Вот что значит поймать в одну тоню двадцать вагонов пузанка!
— Счастлив, кто поймал много сельди, да несчастлив. Вон, если не успеет взять ее на берег и посолить, — припоминаю я слова старого Михал Михалыча.
— Нас не лов губит, а уборка! Поймать не хитро, была бы погода, а вот вылить из невода сельдь, — вот где закорючка! Тут самая застопорка и есть. Не успеваем вручную селедку подавать! Самотеком бы ее пустить, было бы дело!

… И так же вертится карусель…
Во всем мире нет еще такого своеобразного моря-озера, как Каспий, отличающегося своими физическими свойствами и животным населением..
Здесь, как в каком-нибудь колоссальном аквариуме, живут и размножаются представители фаун давно минувшего времени.
Разошлись тучи, полились сверху горячие лучи солнца, согрели землю и море, и движутся из холодных глубин на теплые прибрежные воды громадные стаи рыб. Тысячеметровые невода принимают их в свои об’ятья, а новые массы подходят к берегам.
Нет «конца и краю» миллионным «косякам» сельдей!
Идут и идут.
Лишь ветер, взбудоражив море, прекращает это шествие сельди. Отойдет она, пока утихнет буря, на глубину, переждет там и снова неудержимо бросается к берегу.
— Послушайте, — обращаюсь я к доктору, — вы все знаете, — он смеется так, что с его носа падает пенснэ, — скажите мне, — почему сельдь идет сюда к кавказскому берегу. Почему она не подходит в таких количествах к другим берегам? Например, к персидскому, к Мангишлаку или Красноводску на ту сторону Каспия?
Доктор перестает смеяться и на секунду задумывается.
— Мне не раз самому приходил в голову этот вопрос, но едва ли на него кто-нибудь может дать ответ совершенно точно. Я на этом берегу уже двадцать лет, и никто мне ни разу не ответил на него. Лишь однажды я слышал об этом рассказ, легенду, — как хотите назовите, — и не скажу, чтобы я вполне ей доверял, но просто она мне понравилась.
— И за неимением другого об’яснения вы остановились на ней? — спрашиваю я.
— Может быть, да вот судите сами.
Доктор снял шляпу и, обмахиваясь ею, как веером, начал:
— Лечил я в 1912 году одного человечка от малярии. А нужно вам сказать, что он был из состава экспедиции, которая обследовала здешний селедочный промысел.

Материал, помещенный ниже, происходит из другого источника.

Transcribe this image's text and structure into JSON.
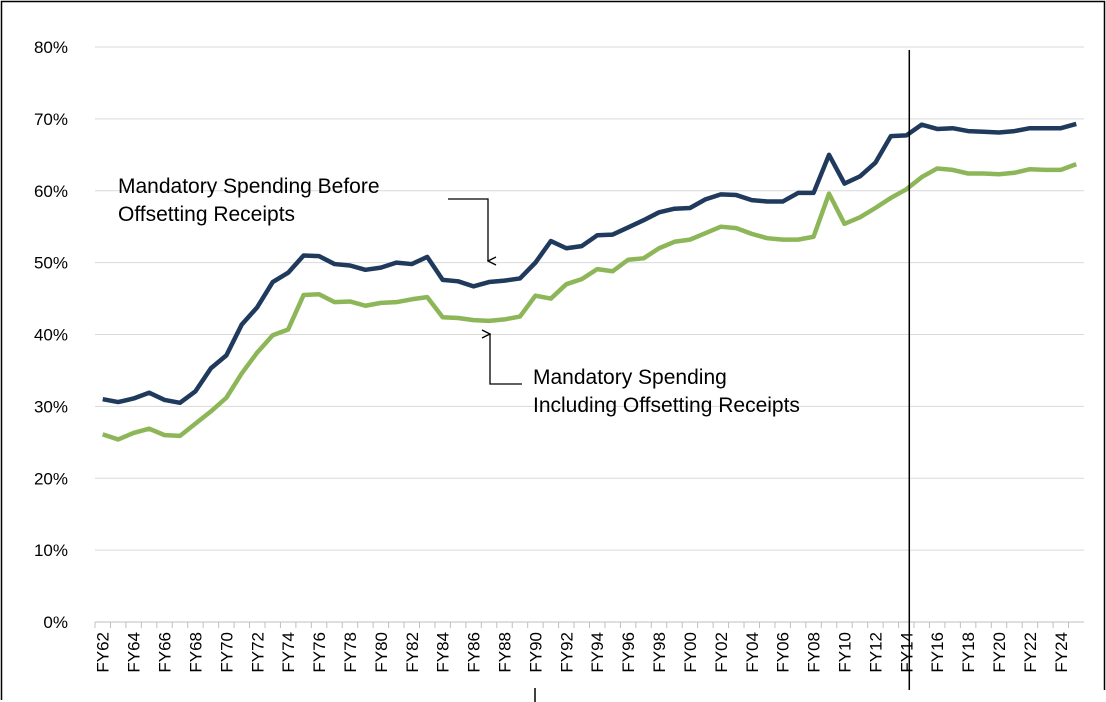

Лечу я его, делаю вспрыскивания, изредка навещаю, и вот однажды, когда он стал поправляться, в разговоре спросил я его о подходе сельди.

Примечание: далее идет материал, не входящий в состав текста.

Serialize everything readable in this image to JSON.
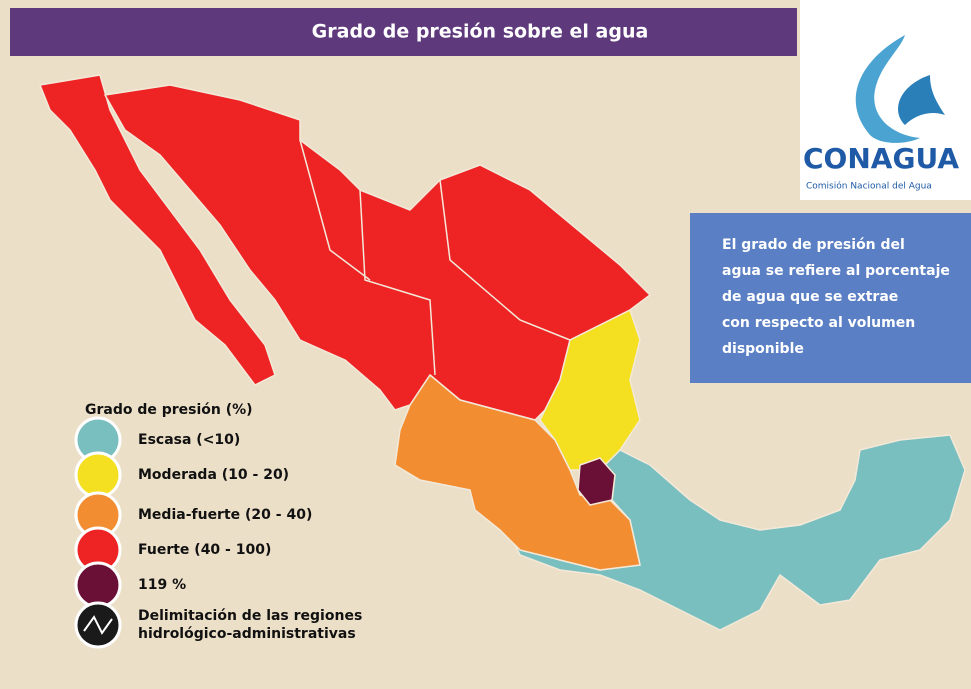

Он и говорит: я думаю, что причина подхода морского пузанка к берегам Кавказа та, что в давно прошедшие времена, несколько тысячелетий назад, здесь было место прохода ее в океан.
— Как в океан? — не выдержал я.
— Погодите, — остановил меня доктор. — Так-с, дело, говорит, в том, что Каспий соединялся тогда через Черное море со Средиземным, а через него — с открытым океаном.
Это был один сплошной водоем. И вот сельдь, поднимаясь с глубин южного Каспия, и шла туда, где теперь устье реки Сулака, а там, — доктор достал памятную книжку, развернул карту Союза и, показывая пальцем, продолжал:
— Смотрите, проходила она по направлению рек Терека, Подкумка, Большого Егорлыка и Кубани. Громадный пролив этот захватывал все пространство между Ейском и Темрюком на Азовском море, а на Каспие между Сулаком и рекой Кумой.
Вот здесь и шла сельдь в океан метать икру! А рыба она морская, пелагическая — так он ее называл, — любит соленую воду — поэтому ей в океане так же хорошо, как и ее сестрам — шотландской и норвежской сельди. Вот что я от него слышал, а верно это или нет — не знаю!
Доктор замолчал и надел шляпу.
— Жара-то какая! А сельдь, знаете ли, везде стала хорошо ловиться. Михал Михалыч говорит, что по всему берегу идет: на Яломе, Худате, Первомайской, Коягенте, словом, везде.
Мимо нас без шапки, с расстегнутым воротником, идет Михал Михалыч.